The new center, located in space added to the headquarters, is being used for improvements to rigid and flexible PVC and alloys, said Vice President Jeffrey Malovetz.
The center also has a small version of the firm's compounding line, and the company plans to start underwater cutting of PVC pellets in April, he said.
Calif.'s Deco invests in 4 regional offices
A relative newcomer to the pad printing business, Deco Technology Group Inc., plans to put $6 million in four regional offices that each will duplicate the capabilities of its small California headquarters.
The first office, in Charlotte, N.C., will be completed in six months and the other three should be built in two years, said Michael Learmouth, president of the Orange, Calif.-based distributor of pad printers and equipment. The company also manufactures some printer components.
The firm, launched in mid-1997, is owned by Learmouth and Ray Flint, a former owner of pad printer maker United Silicone Inc.
The offices will be in Chicago, New England and either the Pacific Northwest or Missouri, Learmouth said. Each will be about 10,000 square feet and employ about 20.
Ill. equipment maker seeks new location
Extrusion equipment manufacturer Processing Technologies Inc. hopes to move in the next 18 months into a facility that almost would double its size.

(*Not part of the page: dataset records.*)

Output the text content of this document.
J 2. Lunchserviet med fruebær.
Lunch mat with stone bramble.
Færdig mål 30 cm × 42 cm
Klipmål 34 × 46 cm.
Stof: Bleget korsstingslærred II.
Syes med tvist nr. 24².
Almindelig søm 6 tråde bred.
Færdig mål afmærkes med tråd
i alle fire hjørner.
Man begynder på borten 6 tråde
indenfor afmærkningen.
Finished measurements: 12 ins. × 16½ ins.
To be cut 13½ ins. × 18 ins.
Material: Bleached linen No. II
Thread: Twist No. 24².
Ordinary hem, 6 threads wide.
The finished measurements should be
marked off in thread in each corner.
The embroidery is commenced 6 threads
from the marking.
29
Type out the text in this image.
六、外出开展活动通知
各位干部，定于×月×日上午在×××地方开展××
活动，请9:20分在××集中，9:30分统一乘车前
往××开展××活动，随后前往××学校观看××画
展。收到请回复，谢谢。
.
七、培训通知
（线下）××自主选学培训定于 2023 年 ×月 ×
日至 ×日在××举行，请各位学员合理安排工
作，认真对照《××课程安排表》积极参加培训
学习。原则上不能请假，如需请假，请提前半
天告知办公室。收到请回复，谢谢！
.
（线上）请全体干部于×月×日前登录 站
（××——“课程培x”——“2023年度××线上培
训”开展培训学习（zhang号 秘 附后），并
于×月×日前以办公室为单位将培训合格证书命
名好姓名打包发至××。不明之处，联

The company is looking for a 75,000-square-foot plant near its current 40,000-square-foot headquarters in St. Charles, Ill., said Alan Farkas, sales manager. It would move its current operations into the new plant, he said.
The firm needs the additional space because it has started building dual-diameter extruders and complete extrusion lines, including a melt pump, a screen filter, a roll stack and a winder, he said. The company has been growing 25 percent a year, he said.